President Trump signed an executive order Monday meant to slash Americans’ pharmaceutical costs by up to 90% by tying the price paid by government programs like Medicare to the rates drug companies charge overseas customers.
“What’s been happening is, we’ve been subsidizing other countries throughout the world,” Trump explained at a White House signing ceremony, calling Monday’s action one of his “most important orders.”
“Some prescription drug and pharmaceutical prices will be reduced almost immediately by 50 to 80 to 90%, he added. “Big Pharma will either abide by this principle voluntarily or we’ll use the power of the federal government to ensure that we are paying the same price.”
The policy is a revival of Trump’s signature “most favored nation” drive from his first term, with a new push to get foreign countries to take on more of the research and development (R&D) costs that experts say America has disproportionately shouldered.
“Our Country will finally be treated fairly, and our citizens Healthcare Costs will be reduced by numbers never even thought of before,” the president previously promised on Truth Social Sunday. “The United States will save TRILLIONS OF DOLLARS.”
The order directs US Trade Representative Jamieson Greer and Commerce Secretary Howard Lutnick to “take all appropriate action against unreasonable and discriminatory policies in foreign countries that suppress drug prices abroad,” White House officials said.
After 30 days, Health and Human Services Secretary Robert F. Kennedy Jr. will “set clear targets for price reductions across all markets” in the US and open a “round of negotiations” with industry.
Some experts have argued that foreign countries “freeload” off the US by artificially suppressing drug prices in their countries, leading pharmaceutical companies to jack up costs for Americans to pay for R&D.
“The United States has less than 5% of the world’s population, but accounts for roughly three-quarters of global pharmaceutical profits. The President has made clear that this status quo is unacceptable,” a White House official told reporters ahead of the order signing.
“Basically, what we’re doing is equalizing” drug prices between the US and other countries, Trump claimed adding that “American patients were effectively subsidizing socialist healthcare systems in Germany, in all parts of the European Union.”
In contrast to Trump’s first administration, which pursued “most favored nation” status to boost the negotiating position of Medicare Part B, the order signed Monday will be much broader in scope, according to White House officials.
“We don’t anticipate a negative impact on innovation,” a White House official told The Post, responding to the most common critical complaint. “The United States alone should not be paying for all of the innovation in the entire world in this market.”
The Justice Department and Federal Trade Commission will also be tasked with enforcing anti-competitive practices against companies to push their prices down.
Additionally, the Food and Drug Administration will look to expand imported drugs beyond Canada to other countries in a bid to pressure prices down.
In doing so, the administration is hoping to undercut pharmaceutical companies’ ability to charge lower prices overseas than in the US.
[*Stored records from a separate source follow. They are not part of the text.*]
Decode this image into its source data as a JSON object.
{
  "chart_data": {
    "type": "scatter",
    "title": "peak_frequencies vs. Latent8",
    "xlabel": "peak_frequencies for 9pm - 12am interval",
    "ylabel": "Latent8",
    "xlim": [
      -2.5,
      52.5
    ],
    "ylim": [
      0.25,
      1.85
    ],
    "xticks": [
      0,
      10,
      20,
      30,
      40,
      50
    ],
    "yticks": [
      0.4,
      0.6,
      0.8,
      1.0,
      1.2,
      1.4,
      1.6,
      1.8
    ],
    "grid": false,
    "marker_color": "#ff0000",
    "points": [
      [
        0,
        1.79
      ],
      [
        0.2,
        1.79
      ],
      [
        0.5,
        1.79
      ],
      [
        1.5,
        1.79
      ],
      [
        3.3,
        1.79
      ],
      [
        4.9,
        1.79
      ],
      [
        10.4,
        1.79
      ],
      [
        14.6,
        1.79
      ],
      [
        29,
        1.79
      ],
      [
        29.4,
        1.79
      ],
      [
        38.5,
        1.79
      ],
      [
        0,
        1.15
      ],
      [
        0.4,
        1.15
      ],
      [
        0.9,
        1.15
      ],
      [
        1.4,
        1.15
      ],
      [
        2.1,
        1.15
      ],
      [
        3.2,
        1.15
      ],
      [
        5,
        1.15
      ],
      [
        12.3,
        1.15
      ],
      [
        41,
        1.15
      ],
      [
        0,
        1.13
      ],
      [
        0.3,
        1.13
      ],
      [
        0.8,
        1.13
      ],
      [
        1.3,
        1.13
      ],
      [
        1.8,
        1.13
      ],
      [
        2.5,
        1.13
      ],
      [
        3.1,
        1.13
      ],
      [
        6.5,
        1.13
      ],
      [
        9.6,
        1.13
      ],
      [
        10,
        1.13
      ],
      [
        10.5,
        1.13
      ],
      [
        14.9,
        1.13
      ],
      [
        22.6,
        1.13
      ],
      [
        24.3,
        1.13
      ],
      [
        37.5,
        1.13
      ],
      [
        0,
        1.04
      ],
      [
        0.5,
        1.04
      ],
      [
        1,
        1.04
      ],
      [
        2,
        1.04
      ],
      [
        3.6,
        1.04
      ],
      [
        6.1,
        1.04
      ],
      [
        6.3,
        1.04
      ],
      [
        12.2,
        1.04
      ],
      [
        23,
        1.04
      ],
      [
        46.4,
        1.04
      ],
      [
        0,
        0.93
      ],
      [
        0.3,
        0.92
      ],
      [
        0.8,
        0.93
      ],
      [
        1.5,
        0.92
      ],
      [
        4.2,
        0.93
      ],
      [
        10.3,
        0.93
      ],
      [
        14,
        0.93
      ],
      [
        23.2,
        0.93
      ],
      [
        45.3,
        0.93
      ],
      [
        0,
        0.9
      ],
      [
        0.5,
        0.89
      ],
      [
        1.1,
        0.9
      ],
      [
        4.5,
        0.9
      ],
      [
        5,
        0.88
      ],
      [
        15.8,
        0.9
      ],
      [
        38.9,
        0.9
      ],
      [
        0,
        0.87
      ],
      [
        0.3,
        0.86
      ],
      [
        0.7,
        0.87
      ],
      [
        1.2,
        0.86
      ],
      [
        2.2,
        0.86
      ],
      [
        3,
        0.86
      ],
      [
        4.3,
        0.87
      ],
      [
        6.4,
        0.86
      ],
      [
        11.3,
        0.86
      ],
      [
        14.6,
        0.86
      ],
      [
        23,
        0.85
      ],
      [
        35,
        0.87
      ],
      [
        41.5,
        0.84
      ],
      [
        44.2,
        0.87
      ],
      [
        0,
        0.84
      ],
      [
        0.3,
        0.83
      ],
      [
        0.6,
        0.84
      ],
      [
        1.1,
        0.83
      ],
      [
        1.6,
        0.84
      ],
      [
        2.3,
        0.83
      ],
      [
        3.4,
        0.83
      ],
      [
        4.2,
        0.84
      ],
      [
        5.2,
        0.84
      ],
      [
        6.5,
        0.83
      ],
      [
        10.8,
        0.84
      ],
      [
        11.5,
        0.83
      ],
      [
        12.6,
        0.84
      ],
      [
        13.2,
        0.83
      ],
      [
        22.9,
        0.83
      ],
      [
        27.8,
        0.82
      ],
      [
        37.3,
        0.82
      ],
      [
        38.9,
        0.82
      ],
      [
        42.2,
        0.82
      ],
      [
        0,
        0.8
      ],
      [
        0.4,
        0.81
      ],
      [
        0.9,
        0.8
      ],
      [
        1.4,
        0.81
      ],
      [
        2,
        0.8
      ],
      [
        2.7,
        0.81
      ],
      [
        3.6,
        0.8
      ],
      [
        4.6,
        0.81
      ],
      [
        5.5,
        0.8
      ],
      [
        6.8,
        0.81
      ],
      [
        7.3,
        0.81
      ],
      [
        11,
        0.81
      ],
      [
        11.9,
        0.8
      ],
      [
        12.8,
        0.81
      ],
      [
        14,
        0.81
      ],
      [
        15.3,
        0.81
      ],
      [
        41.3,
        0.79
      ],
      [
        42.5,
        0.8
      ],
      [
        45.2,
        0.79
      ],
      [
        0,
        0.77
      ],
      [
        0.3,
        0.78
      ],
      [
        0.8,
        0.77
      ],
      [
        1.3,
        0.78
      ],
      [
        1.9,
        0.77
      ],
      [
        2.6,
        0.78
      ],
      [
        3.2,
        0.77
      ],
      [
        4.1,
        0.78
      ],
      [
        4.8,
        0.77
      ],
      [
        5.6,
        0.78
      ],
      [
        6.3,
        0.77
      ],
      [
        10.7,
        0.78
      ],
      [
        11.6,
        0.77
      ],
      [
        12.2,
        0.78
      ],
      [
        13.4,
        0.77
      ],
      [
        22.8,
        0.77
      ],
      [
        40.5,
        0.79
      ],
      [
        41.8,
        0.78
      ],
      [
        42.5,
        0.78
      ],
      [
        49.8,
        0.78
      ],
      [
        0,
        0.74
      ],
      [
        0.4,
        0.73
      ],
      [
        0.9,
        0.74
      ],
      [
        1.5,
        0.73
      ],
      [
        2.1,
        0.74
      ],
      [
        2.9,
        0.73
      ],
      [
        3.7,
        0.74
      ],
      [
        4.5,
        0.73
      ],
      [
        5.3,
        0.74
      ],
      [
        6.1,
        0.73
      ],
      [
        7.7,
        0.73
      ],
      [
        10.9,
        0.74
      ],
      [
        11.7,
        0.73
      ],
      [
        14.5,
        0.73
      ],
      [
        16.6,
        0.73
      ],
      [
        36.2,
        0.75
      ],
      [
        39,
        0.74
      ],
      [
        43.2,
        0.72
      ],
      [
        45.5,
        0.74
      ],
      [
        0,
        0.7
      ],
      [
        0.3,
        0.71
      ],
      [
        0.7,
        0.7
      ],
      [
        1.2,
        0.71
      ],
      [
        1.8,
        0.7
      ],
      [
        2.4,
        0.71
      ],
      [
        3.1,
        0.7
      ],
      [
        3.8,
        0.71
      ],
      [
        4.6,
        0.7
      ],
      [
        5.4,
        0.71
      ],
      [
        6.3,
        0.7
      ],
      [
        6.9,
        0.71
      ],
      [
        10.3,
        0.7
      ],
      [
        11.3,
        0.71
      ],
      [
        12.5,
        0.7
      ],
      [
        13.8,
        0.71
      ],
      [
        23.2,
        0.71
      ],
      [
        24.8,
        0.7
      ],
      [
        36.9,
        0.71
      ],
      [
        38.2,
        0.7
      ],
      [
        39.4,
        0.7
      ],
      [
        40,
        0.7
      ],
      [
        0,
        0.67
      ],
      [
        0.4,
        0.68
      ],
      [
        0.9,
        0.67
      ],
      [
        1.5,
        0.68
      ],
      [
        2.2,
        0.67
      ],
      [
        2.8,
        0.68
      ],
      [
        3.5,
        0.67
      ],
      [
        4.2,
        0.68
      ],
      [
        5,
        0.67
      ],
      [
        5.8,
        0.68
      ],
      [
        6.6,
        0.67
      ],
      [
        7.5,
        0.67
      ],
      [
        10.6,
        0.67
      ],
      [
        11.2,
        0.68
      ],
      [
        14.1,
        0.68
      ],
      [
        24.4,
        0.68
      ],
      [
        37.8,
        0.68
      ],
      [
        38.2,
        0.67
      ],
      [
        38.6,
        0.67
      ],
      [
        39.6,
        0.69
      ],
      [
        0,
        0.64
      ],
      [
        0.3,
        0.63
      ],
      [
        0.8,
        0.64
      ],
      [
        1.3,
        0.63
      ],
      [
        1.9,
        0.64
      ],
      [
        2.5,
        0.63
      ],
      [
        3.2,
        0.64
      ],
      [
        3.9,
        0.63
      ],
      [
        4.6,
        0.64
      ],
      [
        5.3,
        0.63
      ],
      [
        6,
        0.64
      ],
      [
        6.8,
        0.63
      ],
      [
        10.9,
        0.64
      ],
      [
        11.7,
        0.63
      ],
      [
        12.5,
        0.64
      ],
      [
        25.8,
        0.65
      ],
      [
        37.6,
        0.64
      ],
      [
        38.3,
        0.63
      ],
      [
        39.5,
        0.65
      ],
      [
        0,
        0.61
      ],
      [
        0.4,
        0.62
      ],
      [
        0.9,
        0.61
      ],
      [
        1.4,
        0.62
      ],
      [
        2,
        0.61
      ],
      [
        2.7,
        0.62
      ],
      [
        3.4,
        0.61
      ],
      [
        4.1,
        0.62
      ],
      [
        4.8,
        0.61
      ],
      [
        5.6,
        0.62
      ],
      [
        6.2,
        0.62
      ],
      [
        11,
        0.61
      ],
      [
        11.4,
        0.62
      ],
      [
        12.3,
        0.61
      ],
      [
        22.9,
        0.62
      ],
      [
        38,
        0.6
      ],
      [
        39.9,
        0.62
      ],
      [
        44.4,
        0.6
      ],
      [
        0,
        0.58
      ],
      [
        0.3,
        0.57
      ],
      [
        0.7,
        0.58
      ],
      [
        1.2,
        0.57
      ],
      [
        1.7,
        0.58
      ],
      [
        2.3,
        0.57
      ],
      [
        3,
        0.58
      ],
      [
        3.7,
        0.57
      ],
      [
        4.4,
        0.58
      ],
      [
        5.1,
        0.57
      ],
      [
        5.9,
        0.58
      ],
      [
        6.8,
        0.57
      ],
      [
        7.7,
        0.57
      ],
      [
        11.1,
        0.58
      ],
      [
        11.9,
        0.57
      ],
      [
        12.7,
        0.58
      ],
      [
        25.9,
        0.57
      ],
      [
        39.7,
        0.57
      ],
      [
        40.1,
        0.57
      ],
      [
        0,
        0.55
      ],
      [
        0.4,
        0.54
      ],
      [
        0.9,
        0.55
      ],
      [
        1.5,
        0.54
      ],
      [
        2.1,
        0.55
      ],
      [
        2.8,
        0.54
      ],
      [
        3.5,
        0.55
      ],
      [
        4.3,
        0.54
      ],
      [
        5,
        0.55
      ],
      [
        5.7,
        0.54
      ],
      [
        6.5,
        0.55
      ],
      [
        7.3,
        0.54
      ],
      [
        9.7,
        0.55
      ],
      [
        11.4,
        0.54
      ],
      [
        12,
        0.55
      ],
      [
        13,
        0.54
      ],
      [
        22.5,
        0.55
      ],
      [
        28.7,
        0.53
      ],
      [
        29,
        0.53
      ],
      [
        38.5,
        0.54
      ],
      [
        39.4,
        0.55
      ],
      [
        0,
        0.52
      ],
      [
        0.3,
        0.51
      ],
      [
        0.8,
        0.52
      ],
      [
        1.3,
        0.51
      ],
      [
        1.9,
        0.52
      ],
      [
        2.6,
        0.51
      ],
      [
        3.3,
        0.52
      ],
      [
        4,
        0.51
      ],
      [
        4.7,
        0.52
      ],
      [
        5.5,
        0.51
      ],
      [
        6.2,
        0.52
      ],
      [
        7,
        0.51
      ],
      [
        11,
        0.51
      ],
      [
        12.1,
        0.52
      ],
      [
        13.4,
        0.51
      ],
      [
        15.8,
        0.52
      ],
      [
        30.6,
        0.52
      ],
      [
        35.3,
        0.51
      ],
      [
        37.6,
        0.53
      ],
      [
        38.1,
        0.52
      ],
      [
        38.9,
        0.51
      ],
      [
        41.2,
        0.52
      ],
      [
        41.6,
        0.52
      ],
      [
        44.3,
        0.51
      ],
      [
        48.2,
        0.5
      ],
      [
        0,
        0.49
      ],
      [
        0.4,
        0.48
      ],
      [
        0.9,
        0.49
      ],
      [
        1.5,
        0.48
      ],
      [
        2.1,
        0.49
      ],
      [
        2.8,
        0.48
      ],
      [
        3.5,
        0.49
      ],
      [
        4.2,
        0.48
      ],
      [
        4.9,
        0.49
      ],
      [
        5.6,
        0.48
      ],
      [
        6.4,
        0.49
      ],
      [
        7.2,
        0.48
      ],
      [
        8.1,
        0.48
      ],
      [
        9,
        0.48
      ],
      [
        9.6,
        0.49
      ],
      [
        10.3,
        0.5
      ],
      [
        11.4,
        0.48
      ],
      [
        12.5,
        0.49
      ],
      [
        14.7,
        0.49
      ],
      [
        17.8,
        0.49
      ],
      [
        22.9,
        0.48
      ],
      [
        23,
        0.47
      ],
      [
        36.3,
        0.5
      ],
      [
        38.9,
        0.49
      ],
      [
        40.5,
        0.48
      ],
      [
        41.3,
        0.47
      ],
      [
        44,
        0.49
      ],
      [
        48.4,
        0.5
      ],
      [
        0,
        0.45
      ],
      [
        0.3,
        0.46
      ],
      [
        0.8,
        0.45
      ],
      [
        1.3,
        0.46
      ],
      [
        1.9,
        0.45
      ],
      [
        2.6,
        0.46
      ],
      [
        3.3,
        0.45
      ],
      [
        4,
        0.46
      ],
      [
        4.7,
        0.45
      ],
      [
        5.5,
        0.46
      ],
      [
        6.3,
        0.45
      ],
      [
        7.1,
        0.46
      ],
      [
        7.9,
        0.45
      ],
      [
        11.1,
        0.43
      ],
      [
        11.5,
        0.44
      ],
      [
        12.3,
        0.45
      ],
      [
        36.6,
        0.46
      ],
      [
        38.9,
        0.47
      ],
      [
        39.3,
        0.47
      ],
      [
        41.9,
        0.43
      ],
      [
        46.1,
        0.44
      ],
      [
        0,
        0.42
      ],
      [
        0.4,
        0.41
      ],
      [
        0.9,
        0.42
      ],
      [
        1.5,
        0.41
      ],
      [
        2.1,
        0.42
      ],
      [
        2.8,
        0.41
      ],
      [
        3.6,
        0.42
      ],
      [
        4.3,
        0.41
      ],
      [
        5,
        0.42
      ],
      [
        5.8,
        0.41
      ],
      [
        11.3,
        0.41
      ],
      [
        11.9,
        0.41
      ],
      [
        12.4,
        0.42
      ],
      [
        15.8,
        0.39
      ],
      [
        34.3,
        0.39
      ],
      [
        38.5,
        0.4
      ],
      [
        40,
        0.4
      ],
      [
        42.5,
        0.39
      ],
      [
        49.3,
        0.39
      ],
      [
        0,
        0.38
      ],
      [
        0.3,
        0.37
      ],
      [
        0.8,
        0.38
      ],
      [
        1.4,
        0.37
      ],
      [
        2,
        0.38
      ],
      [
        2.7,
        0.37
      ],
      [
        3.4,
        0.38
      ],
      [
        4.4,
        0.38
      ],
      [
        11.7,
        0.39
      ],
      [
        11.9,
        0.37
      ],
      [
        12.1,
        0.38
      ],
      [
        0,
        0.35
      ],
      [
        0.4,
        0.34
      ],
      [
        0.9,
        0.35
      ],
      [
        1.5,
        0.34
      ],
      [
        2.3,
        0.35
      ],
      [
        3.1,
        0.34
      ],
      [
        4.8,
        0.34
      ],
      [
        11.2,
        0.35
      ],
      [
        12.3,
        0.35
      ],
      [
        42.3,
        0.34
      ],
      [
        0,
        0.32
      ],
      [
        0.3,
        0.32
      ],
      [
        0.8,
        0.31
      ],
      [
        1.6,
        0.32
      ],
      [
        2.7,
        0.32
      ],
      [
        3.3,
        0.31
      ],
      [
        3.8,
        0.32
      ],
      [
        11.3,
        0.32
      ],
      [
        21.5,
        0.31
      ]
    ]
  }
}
“Special interests may not like this very much, but the American people will,” Trump said of the executive order. “I am doing this for the American people. I’m doing this against the most powerful lobby in the world, probably — the drug lobby.”
White House officials rejected characterizations of the policy as a version of price control.
“In the global market, you have a situation where Americans are paying several times the price for the same exact drug, even the same manufacturing facility and whatnot, that our peers and other countries are paying,” an official told reporters.
“This isn’t price fixing per se. But what we’re doing here is kind of initializing market forces to operate the way they’re supposed to.”
Kennedy lauded Trump’s executive order, saying he “never thought that this would happen in my lifetime” and said the policy was the “fulcrum of Bernie Sanders’ runs for presidency [in 2016 and 2020].”
Former President Joe Biden had nixed Trump’s “most favored nation” policy from his first term. Trump chided that his predecessor did so “without any knowledge of what he was doing” and ripped the new drug pricing system that Biden pursued under the Inflation Reduction Act.
Trump also pledged that his administration will take aim at the “middlemen” in drug prices, alluding to pharmacy benefit managers (PMB), which had drawn bipartisan criticism.
“We’re going to totally cut out the famous middlemen,” Trump said vaguely. “I’ve been hearing the term for 25 years. I don’t know who they are, but they’re rich, that I can tell you.”